Call for full public investigation and reversal of outsourcing decision

Rochester, Minn — SEIU Healthcare Minnesota, the union that represents many of the food service workers that Mayo wants to outsource to a multi-national corporation, filed a formal complaint Monday regarding an apparent conflict of interest that was not disclosed when Mayo announced the plan on June 30th. The formal complaint, called a “grievance,” was filed with Mayo on Monday, August 1st.

The Union is prepared to file charges with the National Labor Relations Board if Mayo executives attempt to cover up or withhold any information about this apparent violation.

The grievance alleges the decision was “primarily influenced by food services administrator Carol Gorman. The Union believes Carol Gorman has a conflict of interest due to a long standing personal relationship with a Morrison executive.” The grievance is based on Mayo’s conflict of interest policy from its employee handbook.

SEIU Healthcare Minnesota President Jamie Gulley shared the indignation felt by many when this news came to light.

“We are angered that Mayo would make a decision like this, one that affects the lives of 700 families in our community, especially now that it appears the decision was made under a cloud of dubious ethics,” said Gulley. “We believe Mayo executives are already aware of the apparent conflict of interest and we are demanding that Mayo make public any initial findings from their investigation immediately. We are calling for Ms. Gorman to be relieved of her duties pending a full investigation and for the decision to outsource workers be revisited in light of this debacle for Mayo.”

The tentative agreement between Mayo and Morrison, which has not been finalized, has been met with anger and frustration from workers across Mayo and community members across Southern Minnesota. Their plan to push hundreds of loyal Mayo employees – and Rochester taxpayers — out of the company comes shortly after Mayo lobbied the state for hundreds of millions of taxpayer dollars to build the Destination Medical Center (DMC), in no small part by claiming it will bring good jobs to the area.

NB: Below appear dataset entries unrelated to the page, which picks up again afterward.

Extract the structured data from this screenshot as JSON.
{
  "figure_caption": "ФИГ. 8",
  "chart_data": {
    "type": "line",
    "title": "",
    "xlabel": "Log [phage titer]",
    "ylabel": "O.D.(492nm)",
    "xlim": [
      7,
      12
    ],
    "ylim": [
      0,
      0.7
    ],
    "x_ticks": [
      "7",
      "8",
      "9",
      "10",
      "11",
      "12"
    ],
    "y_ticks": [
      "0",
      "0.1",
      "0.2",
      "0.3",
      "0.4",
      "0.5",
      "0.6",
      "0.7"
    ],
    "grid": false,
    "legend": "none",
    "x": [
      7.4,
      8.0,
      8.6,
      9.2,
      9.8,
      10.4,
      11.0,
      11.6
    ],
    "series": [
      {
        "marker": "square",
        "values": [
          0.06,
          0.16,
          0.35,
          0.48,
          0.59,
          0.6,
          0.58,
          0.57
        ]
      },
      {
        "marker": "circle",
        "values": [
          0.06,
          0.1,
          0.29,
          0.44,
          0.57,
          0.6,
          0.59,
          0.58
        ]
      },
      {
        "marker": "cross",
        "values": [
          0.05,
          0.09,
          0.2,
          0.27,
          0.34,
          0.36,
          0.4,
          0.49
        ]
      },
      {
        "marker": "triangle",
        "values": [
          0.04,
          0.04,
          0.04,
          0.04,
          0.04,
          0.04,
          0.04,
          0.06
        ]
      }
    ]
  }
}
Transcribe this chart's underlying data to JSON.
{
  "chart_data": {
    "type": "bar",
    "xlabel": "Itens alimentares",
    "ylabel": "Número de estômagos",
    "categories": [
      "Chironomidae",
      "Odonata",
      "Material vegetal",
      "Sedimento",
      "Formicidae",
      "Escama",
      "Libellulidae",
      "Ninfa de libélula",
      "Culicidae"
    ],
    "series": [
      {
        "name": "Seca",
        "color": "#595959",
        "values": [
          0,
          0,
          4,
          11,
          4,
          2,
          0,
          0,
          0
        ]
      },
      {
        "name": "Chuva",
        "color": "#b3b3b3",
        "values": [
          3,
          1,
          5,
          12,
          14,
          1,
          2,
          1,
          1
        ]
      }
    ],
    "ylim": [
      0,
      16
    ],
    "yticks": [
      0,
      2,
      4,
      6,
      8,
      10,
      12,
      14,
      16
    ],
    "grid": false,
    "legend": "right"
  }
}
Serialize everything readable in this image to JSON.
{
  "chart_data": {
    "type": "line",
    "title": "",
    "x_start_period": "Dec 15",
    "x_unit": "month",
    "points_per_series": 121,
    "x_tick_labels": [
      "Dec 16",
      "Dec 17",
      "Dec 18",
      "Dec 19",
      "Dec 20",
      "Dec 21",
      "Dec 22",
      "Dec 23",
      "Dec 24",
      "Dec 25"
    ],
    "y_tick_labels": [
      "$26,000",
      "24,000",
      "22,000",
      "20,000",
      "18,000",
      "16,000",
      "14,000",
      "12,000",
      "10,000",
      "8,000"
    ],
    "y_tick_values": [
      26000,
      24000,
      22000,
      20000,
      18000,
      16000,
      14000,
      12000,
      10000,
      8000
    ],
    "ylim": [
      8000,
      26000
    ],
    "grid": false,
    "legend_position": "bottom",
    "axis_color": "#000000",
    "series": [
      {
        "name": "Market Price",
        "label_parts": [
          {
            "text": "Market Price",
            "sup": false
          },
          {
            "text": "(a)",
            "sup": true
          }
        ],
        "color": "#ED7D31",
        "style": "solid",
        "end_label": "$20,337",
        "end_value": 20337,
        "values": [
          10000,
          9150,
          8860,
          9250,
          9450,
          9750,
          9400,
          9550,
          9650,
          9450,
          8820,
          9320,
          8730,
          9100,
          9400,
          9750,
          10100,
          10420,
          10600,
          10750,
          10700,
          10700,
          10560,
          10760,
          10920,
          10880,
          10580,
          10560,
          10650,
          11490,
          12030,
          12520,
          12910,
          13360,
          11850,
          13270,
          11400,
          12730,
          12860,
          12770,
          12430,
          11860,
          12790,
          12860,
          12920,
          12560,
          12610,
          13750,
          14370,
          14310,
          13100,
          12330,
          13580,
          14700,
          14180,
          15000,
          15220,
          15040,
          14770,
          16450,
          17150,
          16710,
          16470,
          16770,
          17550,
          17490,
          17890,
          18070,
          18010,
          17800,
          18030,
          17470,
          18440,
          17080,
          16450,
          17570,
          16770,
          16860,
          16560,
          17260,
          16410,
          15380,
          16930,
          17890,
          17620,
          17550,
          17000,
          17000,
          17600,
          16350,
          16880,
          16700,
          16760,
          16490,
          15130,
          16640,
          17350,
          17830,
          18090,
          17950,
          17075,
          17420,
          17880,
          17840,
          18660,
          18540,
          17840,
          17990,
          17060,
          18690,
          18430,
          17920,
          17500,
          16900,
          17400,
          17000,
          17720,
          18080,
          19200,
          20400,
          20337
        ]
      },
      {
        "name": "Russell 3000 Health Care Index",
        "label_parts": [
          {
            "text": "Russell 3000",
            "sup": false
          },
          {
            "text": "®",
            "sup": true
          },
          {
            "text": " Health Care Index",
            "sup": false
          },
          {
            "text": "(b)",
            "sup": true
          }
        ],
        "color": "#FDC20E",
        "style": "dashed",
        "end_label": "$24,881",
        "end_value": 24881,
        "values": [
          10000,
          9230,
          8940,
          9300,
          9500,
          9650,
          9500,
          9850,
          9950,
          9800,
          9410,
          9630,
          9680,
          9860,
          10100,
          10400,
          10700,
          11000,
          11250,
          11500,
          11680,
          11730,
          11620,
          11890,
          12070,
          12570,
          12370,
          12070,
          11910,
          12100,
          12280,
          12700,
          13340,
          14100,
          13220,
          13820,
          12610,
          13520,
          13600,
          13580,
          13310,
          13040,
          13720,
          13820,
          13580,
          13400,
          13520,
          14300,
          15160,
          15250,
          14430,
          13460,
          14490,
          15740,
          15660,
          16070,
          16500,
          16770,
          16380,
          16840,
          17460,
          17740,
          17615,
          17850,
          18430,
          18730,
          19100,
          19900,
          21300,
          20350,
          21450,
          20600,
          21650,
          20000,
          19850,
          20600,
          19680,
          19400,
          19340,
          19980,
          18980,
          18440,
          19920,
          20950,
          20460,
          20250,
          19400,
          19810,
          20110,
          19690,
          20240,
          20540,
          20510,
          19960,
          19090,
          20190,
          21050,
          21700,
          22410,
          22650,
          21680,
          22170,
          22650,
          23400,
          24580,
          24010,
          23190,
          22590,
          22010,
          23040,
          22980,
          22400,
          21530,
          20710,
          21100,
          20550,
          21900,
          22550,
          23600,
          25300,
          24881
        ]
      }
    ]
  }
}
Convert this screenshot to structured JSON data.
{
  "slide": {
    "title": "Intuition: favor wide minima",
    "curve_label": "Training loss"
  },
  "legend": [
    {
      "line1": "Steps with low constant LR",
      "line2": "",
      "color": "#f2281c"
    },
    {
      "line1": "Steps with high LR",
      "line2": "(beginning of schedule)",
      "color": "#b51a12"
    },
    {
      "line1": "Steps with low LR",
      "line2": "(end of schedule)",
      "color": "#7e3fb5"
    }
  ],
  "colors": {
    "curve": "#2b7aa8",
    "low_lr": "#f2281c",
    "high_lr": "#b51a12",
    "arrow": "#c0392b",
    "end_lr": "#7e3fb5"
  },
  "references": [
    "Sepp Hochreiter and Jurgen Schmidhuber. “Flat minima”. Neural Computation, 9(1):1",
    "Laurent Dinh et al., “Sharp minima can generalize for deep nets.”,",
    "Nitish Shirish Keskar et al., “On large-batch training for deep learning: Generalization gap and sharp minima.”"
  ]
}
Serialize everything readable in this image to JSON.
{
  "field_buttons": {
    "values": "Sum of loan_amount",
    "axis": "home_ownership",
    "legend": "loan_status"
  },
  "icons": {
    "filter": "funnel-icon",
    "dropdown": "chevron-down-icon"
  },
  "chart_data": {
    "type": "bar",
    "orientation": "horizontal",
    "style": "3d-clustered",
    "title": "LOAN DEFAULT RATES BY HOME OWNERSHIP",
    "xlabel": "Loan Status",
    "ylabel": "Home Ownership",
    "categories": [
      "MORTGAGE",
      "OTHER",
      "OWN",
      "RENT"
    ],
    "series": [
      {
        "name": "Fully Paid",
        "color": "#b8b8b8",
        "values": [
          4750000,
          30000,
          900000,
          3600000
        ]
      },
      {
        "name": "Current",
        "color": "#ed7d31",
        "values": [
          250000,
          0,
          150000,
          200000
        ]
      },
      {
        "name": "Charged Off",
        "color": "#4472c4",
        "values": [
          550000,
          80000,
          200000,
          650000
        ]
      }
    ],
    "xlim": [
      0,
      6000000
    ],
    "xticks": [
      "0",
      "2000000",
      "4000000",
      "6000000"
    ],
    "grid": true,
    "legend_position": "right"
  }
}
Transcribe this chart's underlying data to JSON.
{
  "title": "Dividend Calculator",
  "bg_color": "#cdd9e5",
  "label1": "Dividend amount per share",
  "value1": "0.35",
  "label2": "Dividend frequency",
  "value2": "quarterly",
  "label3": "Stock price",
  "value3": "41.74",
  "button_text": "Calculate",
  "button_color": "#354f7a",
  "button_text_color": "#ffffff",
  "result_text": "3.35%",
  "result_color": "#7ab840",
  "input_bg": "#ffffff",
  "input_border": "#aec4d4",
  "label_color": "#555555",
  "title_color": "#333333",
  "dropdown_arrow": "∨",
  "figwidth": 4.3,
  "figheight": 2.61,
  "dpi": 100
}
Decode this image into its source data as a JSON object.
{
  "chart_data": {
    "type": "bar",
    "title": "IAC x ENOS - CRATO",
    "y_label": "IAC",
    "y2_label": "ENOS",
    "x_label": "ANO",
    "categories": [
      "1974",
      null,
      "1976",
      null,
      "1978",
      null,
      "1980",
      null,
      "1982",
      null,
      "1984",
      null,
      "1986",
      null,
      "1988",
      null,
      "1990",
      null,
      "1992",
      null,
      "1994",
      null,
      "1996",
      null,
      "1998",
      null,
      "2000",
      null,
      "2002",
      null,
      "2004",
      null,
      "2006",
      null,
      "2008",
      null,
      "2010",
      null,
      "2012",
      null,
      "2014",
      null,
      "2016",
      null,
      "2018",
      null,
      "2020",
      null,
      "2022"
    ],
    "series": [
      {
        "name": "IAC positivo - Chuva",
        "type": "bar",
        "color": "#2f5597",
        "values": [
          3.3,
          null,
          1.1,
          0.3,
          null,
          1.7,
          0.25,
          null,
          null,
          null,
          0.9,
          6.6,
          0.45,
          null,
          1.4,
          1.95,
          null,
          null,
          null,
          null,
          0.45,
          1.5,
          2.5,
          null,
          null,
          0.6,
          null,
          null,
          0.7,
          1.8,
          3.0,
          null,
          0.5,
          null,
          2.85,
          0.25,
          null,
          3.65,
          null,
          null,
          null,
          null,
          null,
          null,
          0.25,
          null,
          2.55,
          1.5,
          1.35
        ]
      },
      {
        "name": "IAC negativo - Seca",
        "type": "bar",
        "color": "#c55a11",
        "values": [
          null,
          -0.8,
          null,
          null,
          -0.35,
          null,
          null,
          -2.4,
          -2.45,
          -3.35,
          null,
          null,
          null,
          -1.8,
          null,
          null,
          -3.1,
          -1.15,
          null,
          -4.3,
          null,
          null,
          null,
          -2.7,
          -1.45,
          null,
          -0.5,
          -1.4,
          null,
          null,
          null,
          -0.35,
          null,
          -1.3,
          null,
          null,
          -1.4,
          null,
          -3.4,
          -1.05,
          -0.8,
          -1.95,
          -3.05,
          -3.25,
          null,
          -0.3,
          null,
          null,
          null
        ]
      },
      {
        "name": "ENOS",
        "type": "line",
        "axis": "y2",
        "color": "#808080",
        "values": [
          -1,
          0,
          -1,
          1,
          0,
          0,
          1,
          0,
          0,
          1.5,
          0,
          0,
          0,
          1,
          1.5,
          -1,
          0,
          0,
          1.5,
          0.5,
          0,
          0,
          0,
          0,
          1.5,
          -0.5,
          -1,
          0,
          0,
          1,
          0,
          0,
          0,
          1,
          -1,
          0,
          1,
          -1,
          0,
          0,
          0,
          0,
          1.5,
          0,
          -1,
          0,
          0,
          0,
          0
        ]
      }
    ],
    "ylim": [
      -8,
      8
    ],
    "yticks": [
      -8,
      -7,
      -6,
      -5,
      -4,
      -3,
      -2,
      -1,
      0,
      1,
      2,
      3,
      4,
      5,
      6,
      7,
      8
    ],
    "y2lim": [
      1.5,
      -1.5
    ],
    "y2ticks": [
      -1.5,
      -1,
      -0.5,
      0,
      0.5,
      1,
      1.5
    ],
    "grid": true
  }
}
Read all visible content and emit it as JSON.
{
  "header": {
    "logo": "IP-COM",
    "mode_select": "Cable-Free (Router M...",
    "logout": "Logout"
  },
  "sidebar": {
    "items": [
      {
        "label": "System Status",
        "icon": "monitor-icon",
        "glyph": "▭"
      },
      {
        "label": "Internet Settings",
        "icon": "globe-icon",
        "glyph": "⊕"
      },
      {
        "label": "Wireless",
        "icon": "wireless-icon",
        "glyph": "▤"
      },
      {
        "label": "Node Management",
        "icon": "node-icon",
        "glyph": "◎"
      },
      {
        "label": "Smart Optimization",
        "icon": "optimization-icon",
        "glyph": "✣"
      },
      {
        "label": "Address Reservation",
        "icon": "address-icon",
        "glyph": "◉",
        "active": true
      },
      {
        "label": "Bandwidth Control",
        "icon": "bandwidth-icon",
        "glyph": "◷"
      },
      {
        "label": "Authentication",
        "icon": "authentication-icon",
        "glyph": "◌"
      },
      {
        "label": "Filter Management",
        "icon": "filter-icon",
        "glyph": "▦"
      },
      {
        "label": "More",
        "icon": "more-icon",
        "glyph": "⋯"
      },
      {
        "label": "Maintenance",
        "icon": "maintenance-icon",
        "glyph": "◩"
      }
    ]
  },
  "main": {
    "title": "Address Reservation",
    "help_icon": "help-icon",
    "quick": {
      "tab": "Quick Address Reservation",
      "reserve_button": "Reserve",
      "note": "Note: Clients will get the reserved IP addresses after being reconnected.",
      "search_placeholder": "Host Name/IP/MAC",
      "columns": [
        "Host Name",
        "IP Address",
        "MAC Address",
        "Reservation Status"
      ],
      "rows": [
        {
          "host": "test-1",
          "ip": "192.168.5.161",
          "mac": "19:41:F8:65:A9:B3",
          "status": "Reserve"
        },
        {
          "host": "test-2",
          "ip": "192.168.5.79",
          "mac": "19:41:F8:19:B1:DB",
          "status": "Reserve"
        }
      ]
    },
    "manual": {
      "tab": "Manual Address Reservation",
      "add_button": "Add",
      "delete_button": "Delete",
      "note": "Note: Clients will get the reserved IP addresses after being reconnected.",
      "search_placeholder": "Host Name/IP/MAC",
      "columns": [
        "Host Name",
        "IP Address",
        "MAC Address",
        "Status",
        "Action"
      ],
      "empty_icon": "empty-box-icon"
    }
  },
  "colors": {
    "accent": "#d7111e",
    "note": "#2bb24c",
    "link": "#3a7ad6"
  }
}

Hundreds of workers throughout the Mayo system have been wearing “No Subcontracting” buttons at work, and a recent full-page ad in the Rochester Post-Bulletin highlighted that the food service workers who Mayo is trying to kick off their payroll have over 5,000 years of experience in food service at Mayo, with many bringing decades of food safety expertise to their jobs. This longevity, which most doubt would be possible if the lower pay and worse health benefits of a subcontractor were brought into the hospital, helps to ensure the health and safety of patients across the Mayo system.

Food service workers, their union, and community members concerned with this plan continue to push Mayo to reconsider their decision and do what is best for patients, workers and the whole community.


SEIU Healthcare Minnesota unites more than 35,000 healthcare and long-term care workers in hospitals, clinics, nursing homes, and home care throughout the state of Minnesota.